When Dave stepped in and offered a full refund plus a 26% discount on a future purchase, he didn’t solve a problem. He subsidized a tantrum. He told that man that his behavior was a valid currency. He also told me that my knowledge-the 126 hours I spent studying the distillation processes of the Northern Isles-was worthless. This creates a vacuum of engagement. Why should I bother learning the nuance of the craft? Why should I care about the history of the grain if, at the end of the day, the person who screams the loudest gets to dictate the reality of the transaction?
[The policy of appeasement is the slow death of the expert.]

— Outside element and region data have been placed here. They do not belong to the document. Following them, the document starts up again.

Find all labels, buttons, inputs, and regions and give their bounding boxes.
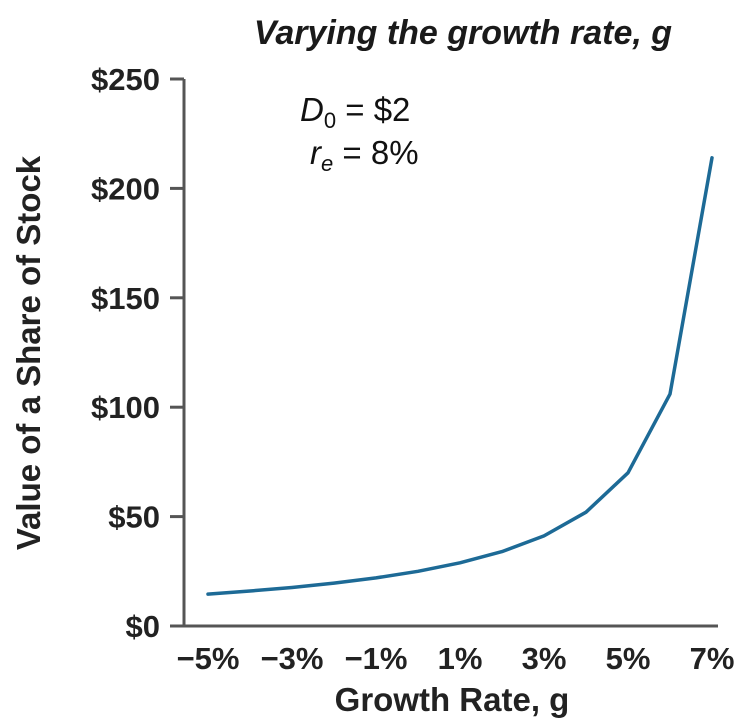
y-tick-label: $50 [108, 500, 160, 535]
y-tick-label: $200 [91, 171, 160, 206]
x-tick-label: −5% [177, 641, 240, 676]
y-tick-label: $150 [91, 281, 160, 316]
x-tick-label: −1% [345, 641, 408, 676]
d0-value: = $2 [336, 91, 410, 128]
x-tick-label: 7% [690, 641, 735, 676]
y-axis-label: Value of a Share of Stock [10, 155, 47, 550]
x-tick-label: 3% [522, 641, 567, 676]
y-axis-ticks: $0 $50 $100 $150 $200 $250 [91, 62, 184, 644]
x-tick-label: 1% [438, 641, 483, 676]
d0-annotation: D0 = $2 [300, 91, 410, 133]
re-annotation: re = 8% [310, 134, 419, 176]
x-axis-label: Growth Rate, g [335, 681, 570, 718]
y-tick-label: $250 [91, 62, 160, 97]
x-tick-label: 5% [606, 641, 651, 676]
x-axis-ticks: −5% −3% −1% 1% 3% 5% 7% [177, 641, 735, 676]
y-tick-label: $100 [91, 390, 160, 425]
series-line-0 [206, 156, 714, 596]
re-value: = 8% [333, 134, 418, 171]
chart-title: Varying the growth rate, g [254, 14, 672, 52]
y-tick-label: $0 [126, 609, 160, 644]
d0-subscript: 0 [324, 108, 336, 133]
re-symbol: r [310, 134, 323, 171]
x-tick-label: −3% [261, 641, 324, 676]
d0-symbol: D [300, 91, 324, 128]
re-subscript: e [321, 151, 333, 176]
series-layer [206, 156, 714, 596]
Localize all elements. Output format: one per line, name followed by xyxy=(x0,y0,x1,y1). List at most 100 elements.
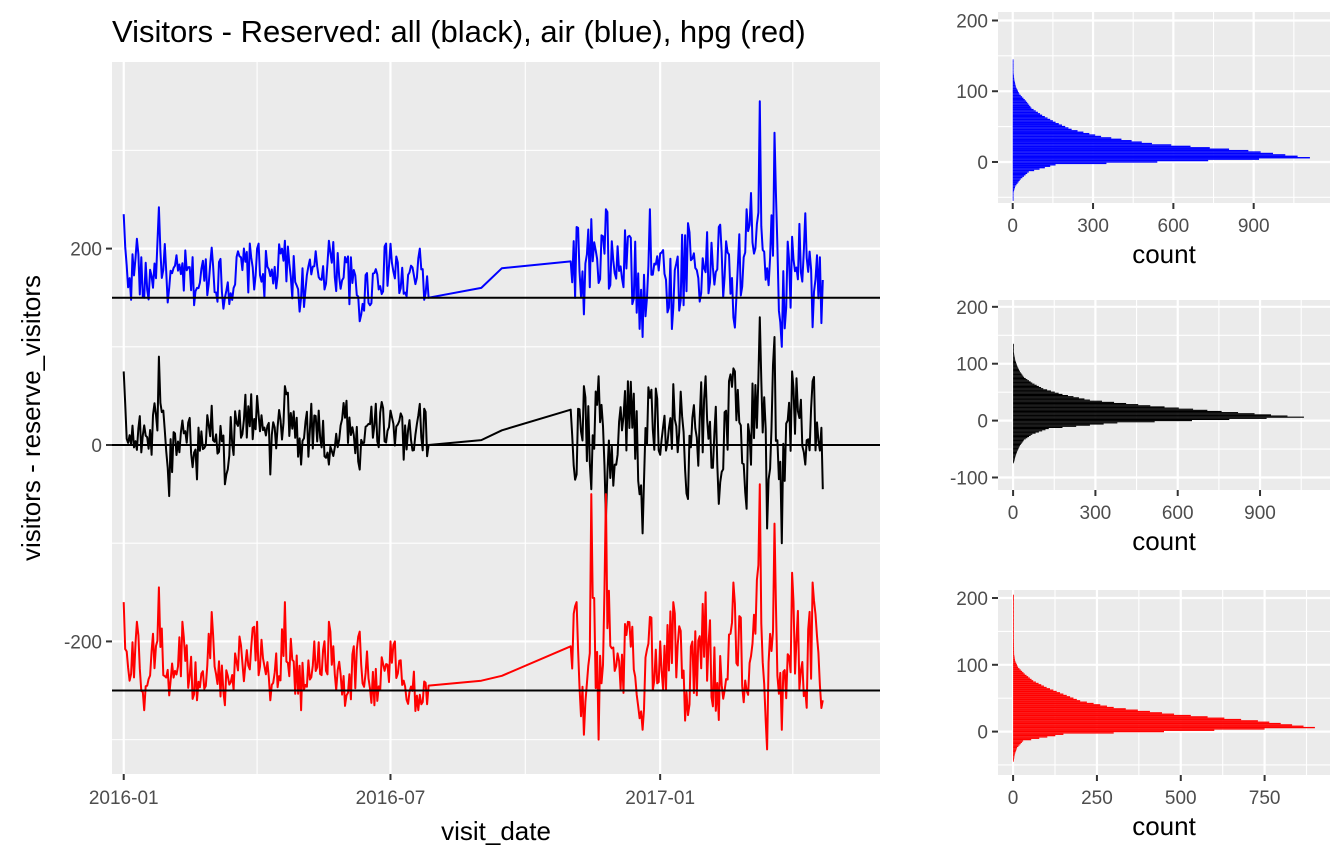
histogram-bar-hpg xyxy=(1013,757,1015,759)
histogram-bar-air xyxy=(1012,127,1069,129)
histogram-bar-all xyxy=(1013,402,1127,405)
histogram-bar-all xyxy=(1013,366,1018,368)
histogram-bar-all xyxy=(1013,460,1015,463)
histogram-bar-hpg xyxy=(1013,600,1014,602)
histogram-bar-hpg xyxy=(1013,654,1015,657)
histogram-bar-air xyxy=(1012,186,1015,189)
y-axis-title: visitors - reserve_visitors xyxy=(16,275,46,561)
histogram-bar-hpg xyxy=(1013,669,1021,671)
x-tick-label: 2017-01 xyxy=(625,788,695,809)
histogram-bar-hpg xyxy=(1013,716,1208,718)
histogram-bar-hpg xyxy=(1013,633,1014,635)
histogram-bar-hpg xyxy=(1013,730,1164,733)
histogram-bar-air xyxy=(1012,141,1142,143)
histogram-bar-air xyxy=(1012,110,1036,112)
histogram-bar-all xyxy=(1013,422,1118,424)
histogram-bar-hpg xyxy=(1013,752,1016,754)
histogram-bar-air xyxy=(1012,65,1014,67)
histogram-bar-air xyxy=(1012,154,1286,156)
x-tick-label: 900 xyxy=(1238,216,1270,237)
histogram-bar-air xyxy=(1012,87,1017,90)
histogram-bar-hpg xyxy=(1013,678,1032,681)
histogram-bar-hpg xyxy=(1013,634,1014,637)
histogram-bar-air xyxy=(1012,125,1066,128)
histogram-bar-hpg xyxy=(1013,672,1024,674)
histogram-bar-all xyxy=(1013,346,1014,348)
all-histogram: -100 0 100 200 0 300 600 900 count xyxy=(950,298,1330,556)
histogram-bar-hpg xyxy=(1013,734,1056,737)
histogram-bar-hpg xyxy=(1013,677,1030,679)
histogram-bar-all xyxy=(1013,400,1102,402)
histogram-bar-air xyxy=(1012,101,1028,104)
histogram-bar-all xyxy=(1013,383,1035,385)
histogram-bar-hpg xyxy=(1013,686,1047,689)
histogram-bar-air xyxy=(1012,74,1014,77)
histogram-bar-air xyxy=(1012,66,1014,68)
histogram-bar-hpg xyxy=(1013,668,1020,670)
histogram-bar-hpg xyxy=(1013,608,1014,610)
histogram-bar-hpg xyxy=(1013,610,1014,613)
histogram-bar-hpg xyxy=(1013,698,1077,701)
histogram-bar-air xyxy=(1012,97,1024,100)
histogram-bar-hpg xyxy=(1013,737,1040,739)
histogram-bar-air xyxy=(1012,72,1014,74)
histogram-bar-hpg xyxy=(1013,617,1014,619)
histogram-bar-hpg xyxy=(1013,732,1114,734)
x-tick-label: 2016-01 xyxy=(89,788,159,809)
histogram-bar-all xyxy=(1013,387,1042,389)
histogram-bar-all xyxy=(1013,425,1077,427)
histogram-bar-all xyxy=(1013,355,1015,357)
histogram-bar-hpg xyxy=(1013,729,1215,731)
histogram-bar-all xyxy=(1013,429,1046,431)
histogram-bar-all xyxy=(1013,358,1016,360)
histogram-bar-air xyxy=(1012,69,1014,71)
histogram-bar-hpg xyxy=(1013,709,1138,711)
x-tick-label: 0 xyxy=(1007,216,1018,237)
histogram-bar-hpg xyxy=(1013,749,1017,751)
histogram-bar-hpg xyxy=(1013,657,1015,659)
histogram-bar-hpg xyxy=(1013,676,1029,678)
histogram-bar-air xyxy=(1012,100,1027,102)
histogram-bar-hpg xyxy=(1013,664,1017,666)
histogram-bar-air xyxy=(1012,138,1122,141)
histogram-bar-air xyxy=(1012,108,1034,111)
histogram-bar-hpg xyxy=(1013,700,1081,702)
histogram-bar-air xyxy=(1012,60,1014,63)
histogram-bar-hpg xyxy=(1013,706,1114,709)
histogram-bar-all xyxy=(1013,389,1048,391)
histogram-bar-air xyxy=(1012,157,1310,159)
histogram-bar-air xyxy=(1012,188,1015,190)
histogram-bar-air xyxy=(1012,63,1014,66)
histogram-bar-hpg xyxy=(1013,626,1014,629)
y-tick-label: 0 xyxy=(91,436,102,457)
histogram-bar-air xyxy=(1012,132,1090,135)
histogram-bar-hpg xyxy=(1013,598,1014,601)
histogram-bar-hpg xyxy=(1013,661,1016,663)
histogram-bar-air xyxy=(1012,90,1019,92)
histogram-bar-air xyxy=(1012,117,1048,119)
histogram-bar-hpg xyxy=(1013,710,1150,713)
histogram-bar-all xyxy=(1013,442,1022,444)
histogram-bar-hpg xyxy=(1013,724,1293,726)
histogram-bar-hpg xyxy=(1013,650,1015,653)
histogram-bar-air xyxy=(1012,142,1152,145)
histogram-bar-all xyxy=(1013,399,1090,401)
y-tick-label: 100 xyxy=(956,82,988,103)
histogram-bar-air xyxy=(1012,93,1020,95)
histogram-bar-all xyxy=(1013,453,1017,455)
histogram-bar-all xyxy=(1013,381,1031,383)
histogram-bar-air xyxy=(1012,199,1014,201)
histogram-bar-hpg xyxy=(1013,605,1014,607)
histogram-bar-all xyxy=(1013,380,1030,382)
histogram-bar-air xyxy=(1012,189,1015,191)
histogram-bar-hpg xyxy=(1013,601,1014,603)
histogram-bar-hpg xyxy=(1013,758,1014,761)
histogram-bar-all xyxy=(1013,369,1020,372)
histogram-bar-hpg xyxy=(1013,649,1015,651)
histogram-bar-air xyxy=(1012,99,1025,101)
histogram-bar-hpg xyxy=(1013,653,1015,655)
histogram-bar-air xyxy=(1012,128,1072,131)
histogram-bar-air xyxy=(1012,162,1107,165)
histogram-bar-hpg xyxy=(1013,692,1061,694)
histogram-bar-air xyxy=(1012,166,1045,169)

This isn’t just about hurt feelings. There is a deep, systemic cost to this culture of subservience. It creates an environment where the most toxic customers are actually the most rewarded. The person who quietly accepts a mistake and waits their turn gets nothing, while the person who causes a scene at the 36-minute mark gets the world handed to them on a silver platter. It’s a reverse-incentive structure that breeds a hostile marketplace. In the realm of curation, especially with bottles like Pappy Van Winkle 20 Year, discernment is the primary value. You are not just selling a liquid; you are selling a legacy, a geography, and a set of standards. If you allow those standards to be dictated by the least informed and most aggressive person in the room, the brand loses its soul.